2.4.6. Document (2) consists of the summary of the discussions held during a workshop in order to identify needs for thermodynamic and transport property data concerning replacements of those refrigerants that damage the ozone layer in the upper atmosphere, and of an article by a certain McLinden.
Although in document (2) the use of difluoromethane/pentafluoroethane azeotrope-like compositions is suggested, nowhere in this document can any information be found about the amount of difluoromethane necessary in order to obtain an azeotrope-like composition, let alone, that an azeotrope-like mixture is obtained irrespective of the amount of difluoromethane. Additionally, as clearly follows from the McLinden article which says on hand-numbered page 41, that virtually any information for mixtures of the hydrogen-containing halocarbons are missing, document (2) is silent about the coefficience of performance or about the refrigeration capacity of difluoromethane/pentafluoroethane azeotrope-like mixtures, and, therefore, it could not be deduced from that document that the efficiency in-use property of such mixtures would be satisfactory.
2.4.7. It was the primary purpose of the work described in document (6) to perform a comprehensive screening of refrigerant pairs which through a difference of the composition in the liquid phase and the vapour phase could improve the performance of heat pump systems. Since such purpose is contrary to the presently proposed solution, namely, using an azeotrope-like composition, this document even teaches away from the use of an azeotrope-like composition. The only information a skilled person could deduce from document (6) was that the temperature glide of a 50/50 weight percent mixture was 3 F.
Therefore, the claimed use and methods were not made obvious by the teaching of document (6) alone.

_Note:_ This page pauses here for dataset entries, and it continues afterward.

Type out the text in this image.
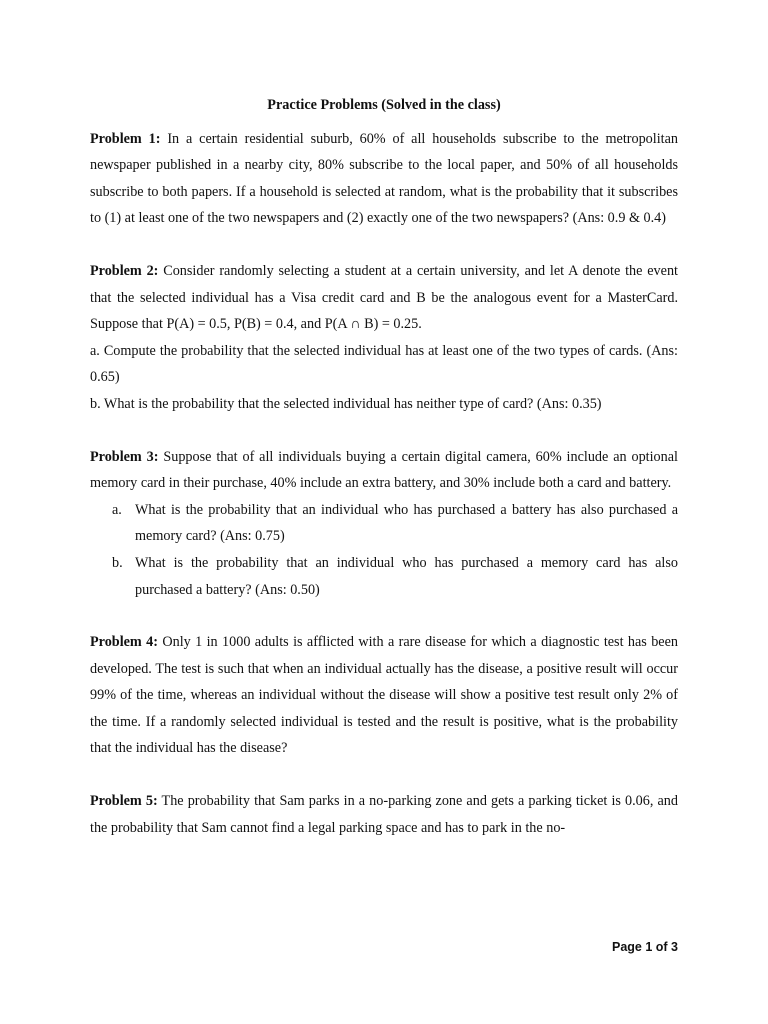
Practice Problems (Solved in the class)
Problem 1: In a certain residential suburb, 60% of all households subscribe to the metropolitan newspaper published in a nearby city, 80% subscribe to the local paper, and 50% of all households subscribe to both papers. If a household is selected at random, what is the probability that it subscribes to (1) at least one of the two newspapers and (2) exactly one of the two newspapers? (Ans: 0.9 & 0.4)
Problem 2: Consider randomly selecting a student at a certain university, and let A denote the event that the selected individual has a Visa credit card and B be the analogous event for a MasterCard. Suppose that P(A) = 0.5, P(B) = 0.4, and P(A ∩ B) = 0.25.
a. Compute the probability that the selected individual has at least one of the two types of cards. (Ans: 0.65)
b. What is the probability that the selected individual has neither type of card? (Ans: 0.35)
Problem 3: Suppose that of all individuals buying a certain digital camera, 60% include an optional memory card in their purchase, 40% include an extra battery, and 30% include both a card and battery.
a. What is the probability that an individual who has purchased a battery has also purchased a memory card? (Ans: 0.75)
b. What is the probability that an individual who has purchased a memory card has also purchased a battery? (Ans: 0.50)
Problem 4: Only 1 in 1000 adults is afflicted with a rare disease for which a diagnostic test has been developed. The test is such that when an individual actually has the disease, a positive result will occur 99% of the time, whereas an individual without the disease will show a positive test result only 2% of the time. If a randomly selected individual is tested and the result is positive, what is the probability that the individual has the disease?
Problem 5: The probability that Sam parks in a no-parking zone and gets a parking ticket is 0.06, and the probability that Sam cannot find a legal parking space and has to park in the no-
Page 1 of 3
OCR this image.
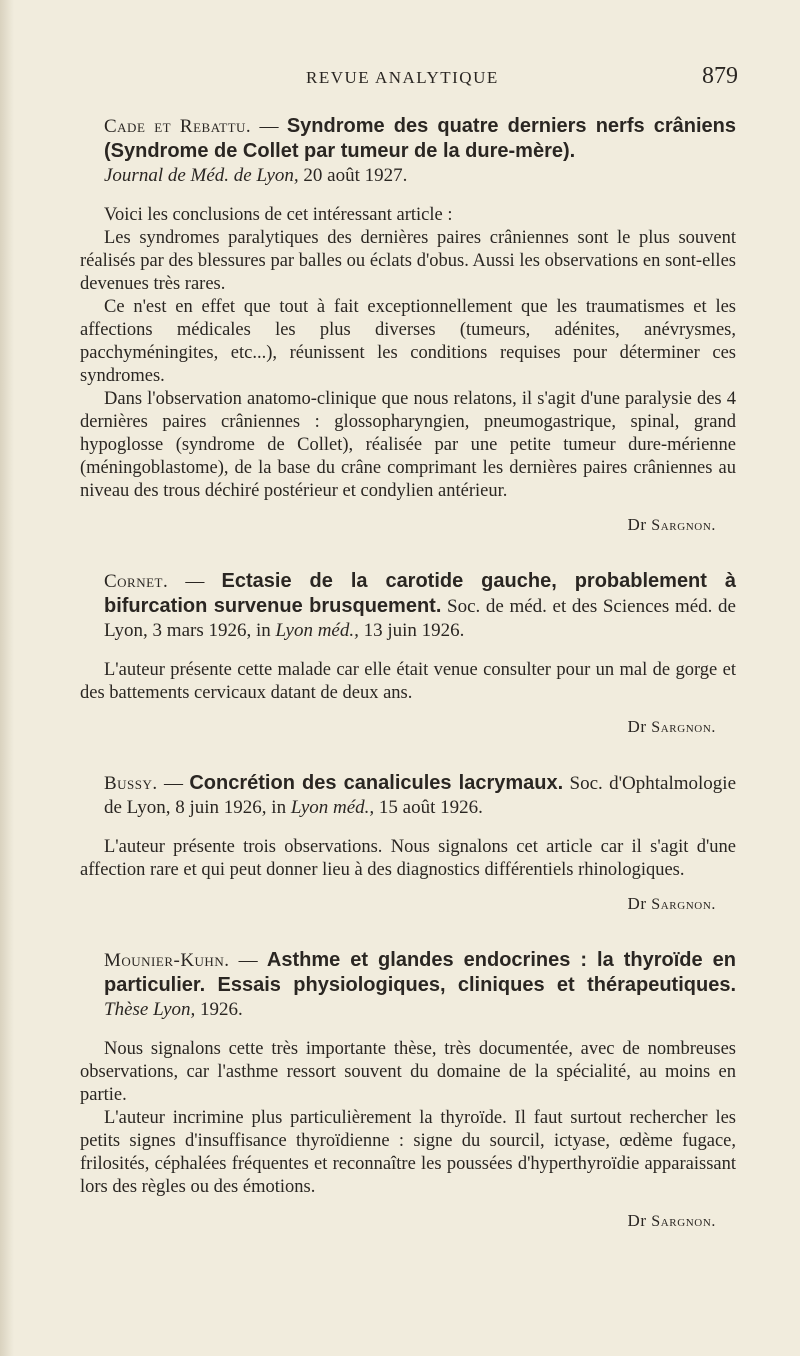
REVUE ANALYTIQUE	879

Cade et Rebattu. — Syndrome des quatre derniers nerfs crâniens (Syndrome de Collet par tumeur de la dure-mère).
Journal de Méd. de Lyon, 20 août 1927.

Voici les conclusions de cet intéressant article :

Les syndromes paralytiques des dernières paires crâniennes sont le plus souvent réalisés par des blessures par balles ou éclats d'obus. Aussi les observations en sont-elles devenues très rares.

Ce n'est en effet que tout à fait exceptionnellement que les traumatismes et les affections médicales les plus diverses (tumeurs, adénites, anévrysmes, pacchyméningites, etc...), réunissent les conditions requises pour déterminer ces syndromes.

Dans l'observation anatomo-clinique que nous relatons, il s'agit d'une paralysie des 4 dernières paires crâniennes : glossopharyngien, pneumogastrique, spinal, grand hypoglosse (syndrome de Collet), réalisée par une petite tumeur dure-mérienne (méningoblastome), de la base du crâne comprimant les dernières paires crâniennes au niveau des trous déchiré postérieur et condylien antérieur.

Dr Sargnon.

Cornet. — Ectasie de la carotide gauche, probablement à bifurcation survenue brusquement. Soc. de méd. et des Sciences méd. de Lyon, 3 mars 1926, in Lyon méd., 13 juin 1926.

L'auteur présente cette malade car elle était venue consulter pour un mal de gorge et des battements cervicaux datant de deux ans.

Dr Sargnon.

Bussy. — Concrétion des canalicules lacrymaux. Soc. d'Ophtalmologie de Lyon, 8 juin 1926, in Lyon méd., 15 août 1926.

L'auteur présente trois observations. Nous signalons cet article car il s'agit d'une affection rare et qui peut donner lieu à des diagnostics différentiels rhinologiques.

Dr Sargnon.

Mounier-Kuhn. — Asthme et glandes endocrines : la thyroïde en particulier. Essais physiologiques, cliniques et thérapeutiques. Thèse Lyon, 1926.

Nous signalons cette très importante thèse, très documentée, avec de nombreuses observations, car l'asthme ressort souvent du domaine de la spécialité, au moins en partie.

L'auteur incrimine plus particulièrement la thyroïde. Il faut surtout rechercher les petits signes d'insuffisance thyroïdienne : signe du sourcil, ictyase, œdème fugace, frilosités, céphalées fréquentes et reconnaître les poussées d'hyperthyroïdie apparaissant lors des règles ou des émotions.

Dr Sargnon.
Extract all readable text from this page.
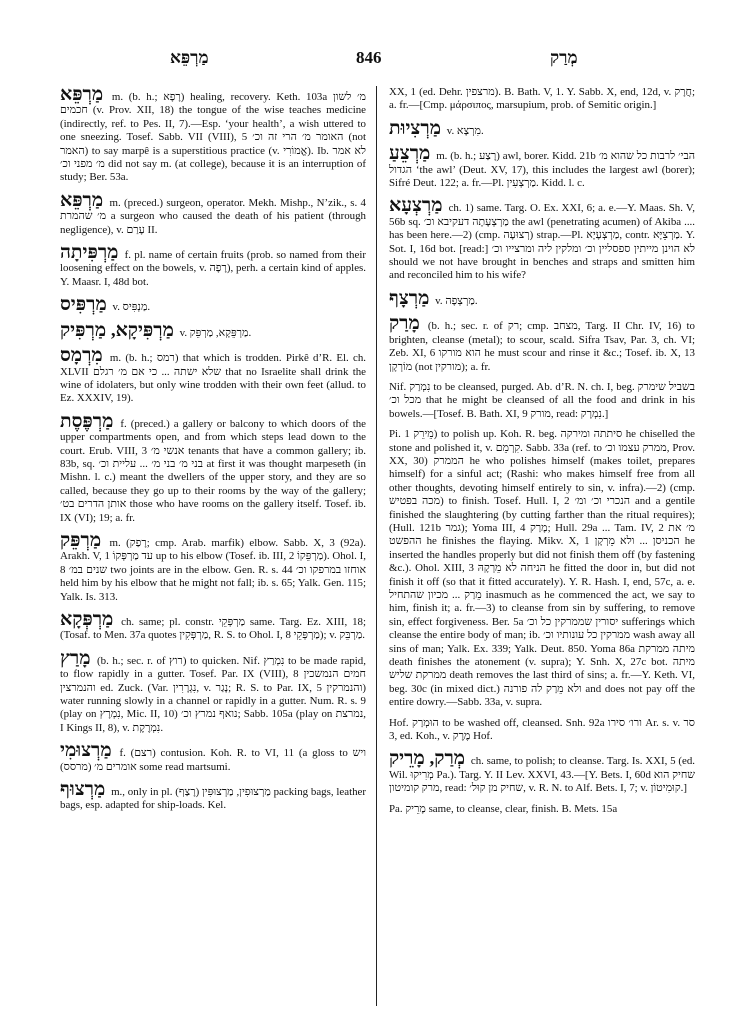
מַרְפֵּא	846	מְרַק

מַרְפֵּא m. (b. h.; רָפָא) healing, recovery. Keth. 103a מ׳ לשון חכמים (v. Prov. XII, 18) the tongue of the wise teaches medicine (indirectly, ref. to Pes. II, 7).—Esp. ‘your health’, a wish uttered to one sneezing. Tosef. Sabb. VII (VIII), 5 האומר מ׳ הרי זה וכ׳ (not האמר) to say marpê is a superstitious practice (v. אֱמוֹרִי). Ib. לא אמר מ׳ מפני וכ׳ did not say m. (at college), because it is an interruption of study; Ber. 53a.

מַרְפֵּא m. (preced.) surgeon, operator. Mekh. Mishp., N’zik., s. 4 מ׳ שהמרת a surgeon who caused the death of his patient (through negligence), v. עָרַם II.

מַרְפִּיתָה f. pl. name of certain fruits (prob. so named from their loosening effect on the bowels, v. רָפָה), perh. a certain kind of apples. Y. Maasr. I, 48d bot.

מַרְפִּיס v. מַנְפִּיס.

מַרְפִּיקָא, מַרְפִּיק v. מַרְפֵּקָא, מַרְפֵּק.

מִרְמָס m. (b. h.; רמס) that which is trodden. Pirkê d’R. El. ch. XLVII שלא ישתה ... כי אם מ׳ רגלם that no Israelite shall drink the wine of idolaters, but only wine trodden with their own feet (allud. to Ez. XXXIV, 19).

מַרְפֶּסֶת f. (preced.) a gallery or balcony to which doors of the upper compartments open, and from which steps lead down to the court. Erub. VIII, 3 אנשי מ׳ tenants that have a common gallery; ib. 83b, sq. בני מ׳ בני מ׳ ... עליית וכ׳ at first it was thought marpeseth (in Mishn. l. c.) meant the dwellers of the upper story, and they are so called, because they go up to their rooms by the way of the gallery; אותן הדרים בט׳ those who have rooms on the gallery itself. Tosef. ib. IX (VI); 19; a. fr.

מַרְפֵּק m. (רָפַק; cmp. Arab. marfik) elbow. Sabb. X, 3 (92a). Arakh. V, 1 עד מַרְפְּקוֹ up to his elbow (Tosef. ib. III, 2 מַרְפֵּקוֹ). Ohol. I, 8 שנים במ׳ two joints are in the elbow. Gen. R. s. 44 אוחזו במרפקו וכ׳ held him by his elbow that he might not fall; ib. s. 65; Yalk. Gen. 115; Yalk. Is. 313.

מַרְפְּקָא ch. same; pl. constr. מַרְפְּקֵי same. Targ. Ez. XIII, 18; (Tosaf. to Men. 37a quotes מַרְפְּקִין, R. S. to Ohol. I, 8 מַרְפְּקֵי); v. מַרְבֵּק.

מָרַץ (b. h.; sec. r. of רוץ) to quicken. Nif. נִמְרַץ to be made rapid, to flow rapidly in a gutter. Tosef. Par. IX (VIII), 8 חמים הנמשכין והנמרצין ed. Zuck. (Var. נִגְרָרִין, v. נָגַר; R. S. to Par. IX, 5 והנמרקין) water running slowly in a channel or rapidly in a gutter. Num. R. s. 9 (play on נִמְרָץ, Mic. II, 10) נואף נמרץ וכ׳; Sabb. 105a (play on נמרצת, I Kings II, 8), v. נִמְרֶקֶת.

מַרְצוּמִי f. (רצם) contusion. Koh. R. to VI, 11 (a gloss to ויש אומרים מ׳ (מרסס) some read martsumi.

מַרְצוּף m., only in pl. מַרְצוּפִין, מַרְצוּפִּין (רָצַף) packing bags, leather bags, esp. adapted for ship-loads. Kel.

XX, 1 (ed. Dehr. מרצפין). B. Bath. V, 1. Y. Sabb. X, end, 12d, v. חֲרָק; a. fr.—[Cmp. μάρσιπος, marsupium, prob. of Semitic origin.]

מַרְצִיוּת v. מִרְצָא.

מַרְצֵעַ m. (b. h.; רָצַע) awl, borer. Kidd. 21b הבי׳ לרבות כל שהוא מ׳ הגדול ‘the awl’ (Deut. XV, 17), this includes the largest awl (borer); Sifré Deut. 122; a. fr.—Pl. מַרְצְעִין. Kidd. l. c.

מַרְצְעָא ch. 1) same. Targ. O. Ex. XXI, 6; a. e.—Y. Maas. Sh. V, 56b sq. מַרְצְעָתָה דעקיבא וכ׳ the awl (penetrating acumen) of Akiba .... has been here.—2) (cmp. רְצוּעָה) strap.—Pl. מַרְצְעָיָא, contr. מַרְצֵיָּא. Y. Sot. I, 16d bot. [read:] לא הוינן מייתין ספסליין וכ׳ ומלקין ליה ומרצייו וכ׳ should we not have brought in benches and straps and smitten him and reconciled him to his wife?

מַרְצָף v. מַרְצְפָה.

מָרַק (b. h.; sec. r. of רק; cmp. מצחב, Targ. II Chr. IV, 16) to brighten, cleanse (metal); to scour, scald. Sifra Tsav, Par. 3, ch. VI; Zeb. XI, 6 הוא מורקו he must scour and rinse it &c.; Tosef. ib. X, 13 מוֹרְקָן (not מורקין); a. fr.

Nif. נִמְרַק to be cleansed, purged. Ab. d’R. N. ch. I, beg. בשביל שימרק מכל וכ׳ that he might be cleansed of all the food and drink in his bowels.—[Tosef. B. Bath. XI, 9 מורק, read: נִמְרָק.]

Pi. מֵירֵק 1) to polish up. Koh. R. beg. סיתתה ומירקה he chiselled the stone and polished it, v. קִרְמֵם. Sabb. 33a (ref. to ממרק עצמו וכ׳, Prov. XX, 30) הממרק he who polishes himself (makes toilet, prepares himself) for a sinful act; (Rashi: who makes himself free from all other thoughts, devoting himself entirely to sin, v. infra).—2) (cmp. מכה בפטיש) to finish. Tosef. Hull. I, 2 הנכרי וכ׳ ומ׳ and a gentile finished the slaughtering (by cutting farther than the ritual requires); (Hull. 121b גמר); Yoma III, 4 מָרַק; Hull. 29a ... Tam. IV, 2 מ׳ את ההפשט he finishes the flaying. Mikv. X, 1 הכניסן ... ולא מֵרְקָן he inserted the handles properly but did not finish them off (by fastening &c.). Ohol. XIII, 3 הניחה לא מֵרְקָהּ he fitted the door in, but did not finish it off (so that it fitted accurately). Y. R. Hash. I, end, 57c, a. e. מֵרַק ... מכיון שהתחיל inasmuch as he commenced the act, we say to him, finish it; a. fr.—3) to cleanse from sin by suffering, to remove sin, effect forgiveness. Ber. 5a יסורין שממרקין כל וכ׳ sufferings which cleanse the entire body of man; ib. ממרקין כל עונותיו וכ׳ wash away all sins of man; Yalk. Ex. 339; Yalk. Deut. 850. Yoma 86a מיתה ממרקת death finishes the atonement (v. supra); Y. Snh. X, 27c bot. מיתה ממרקת שליש death removes the last third of sins; a. fr.—Y. Keth. VI, beg. 30c (in mixed dict.) ולא מֵרַק לה פורנה and does not pay off the entire dowry.—Sabb. 33a, v. supra.

Hof. הוּמְרַק to be washed off, cleansed. Snh. 92a ורו׳ סירו Ar. s. v. סר 3, ed. Koh., v. מֶרֶק Hof.

מְרַק, מָרֵיק ch. same, to polish; to cleanse. Targ. Is. XXI, 5 (ed. Wil. מְרִיקוּ Pa.). Targ. Y. II Lev. XXVI, 43.—[Y. Bets. I, 60d שחיק הוא מרק קומיטון, read: שחיק מן קוּל׳, v. R. N. to Alf. Bets. I, 7; v. קוּמִיטוֹן.]

Pa. מָרֵיק same, to cleanse, clear, finish. B. Mets. 15a
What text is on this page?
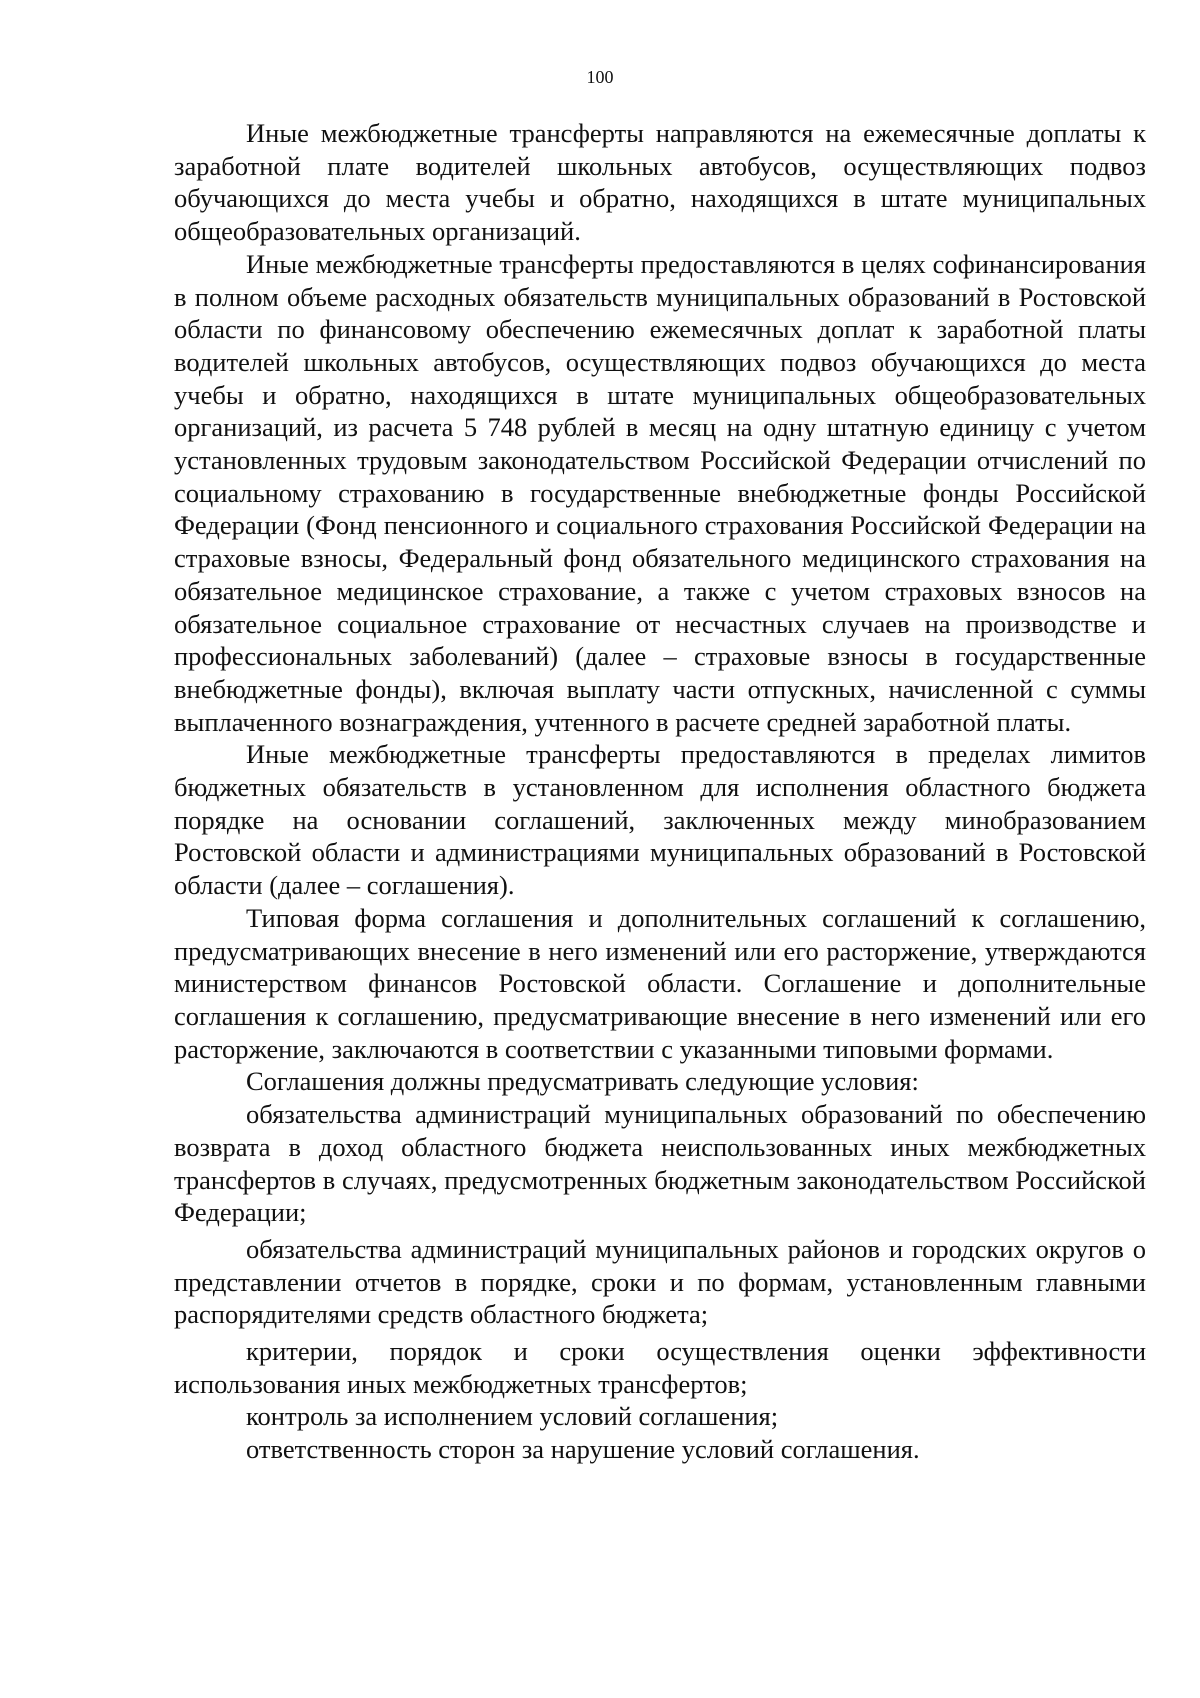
100

Иные межбюджетные трансферты направляются на ежемесячные доплаты к заработной плате водителей школьных автобусов, осуществляющих подвоз обучающихся до места учебы и обратно, находящихся в штате муниципальных общеобразовательных организаций.

Иные межбюджетные трансферты предоставляются в целях софинансирования в полном объеме расходных обязательств муниципальных образований в Ростовской области по финансовому обеспечению ежемесячных доплат к заработной платы водителей школьных автобусов, осуществляющих подвоз обучающихся до места учебы и обратно, находящихся в штате муниципальных общеобразовательных организаций, из расчета 5 748 рублей в месяц на одну штатную единицу с учетом установленных трудовым законодательством Российской Федерации отчислений по социальному страхованию в государственные внебюджетные фонды Российской Федерации (Фонд пенсионного и социального страхования Российской Федерации на страховые взносы, Федеральный фонд обязательного медицинского страхования на обязательное медицинское страхование, а также с учетом страховых взносов на обязательное социальное страхование от несчастных случаев на производстве и профессиональных заболеваний) (далее – страховые взносы в государственные внебюджетные фонды), включая выплату части отпускных, начисленной с суммы выплаченного вознаграждения, учтенного в расчете средней заработной платы.

Иные межбюджетные трансферты предоставляются в пределах лимитов бюджетных обязательств в установленном для исполнения областного бюджета порядке на основании соглашений, заключенных между минобразованием Ростовской области и администрациями муниципальных образований в Ростовской области (далее – соглашения).

Типовая форма соглашения и дополнительных соглашений к соглашению, предусматривающих внесение в него изменений или его расторжение, утверждаются министерством финансов Ростовской области. Соглашение и дополнительные соглашения к соглашению, предусматривающие внесение в него изменений или его расторжение, заключаются в соответствии с указанными типовыми формами.

Соглашения должны предусматривать следующие условия:

обязательства администраций муниципальных образований по обеспечению возврата в доход областного бюджета неиспользованных иных межбюджетных трансфертов в случаях, предусмотренных бюджетным законодательством Российской Федерации;

обязательства администраций муниципальных районов и городских округов о представлении отчетов в порядке, сроки и по формам, установленным главными распорядителями средств областного бюджета;

критерии, порядок и сроки осуществления оценки эффективности использования иных межбюджетных трансфертов;

контроль за исполнением условий соглашения;

ответственность сторон за нарушение условий соглашения.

2.4.8. Since it was nowhere suggested in any of the documents (1), (2) and (6) that the compositions according to Claim 1 would combine the properties of having a very low temperature glide independent of the composition of the mixture, thus enabling the formation of azeotrope-like compositions over a wide range of compositions and enabling the provision of compositions, which are non-flammable and have an efficiency in-use comparable to the one of commonly used refrigerants, a skilled person would not have found any suggestion in the combined teaching of documents (1), (2) and (6) that the composition according to Claim 1 would be suitable for being used in air conditioning or heat pump applications.
2.4.9. Thus, the subject-matter of Claim 1 meets the requirement of inventive step (Article 56 EPC). This is true, for the same reasons, also for the subject-matter of Claims 2 and 3.
3. Auxiliary requests
In the light of the above findings, there is no need to consider the auxiliary requests.
ORDER
For these reasons it is decided that:
1. The decision under appeal is set aside.
2. The case is remitted to the first instance with the order to maintain the patent with Claims 1 to 3 filed as main request on 9 April 2001 and the description as filed at the oral proceedings.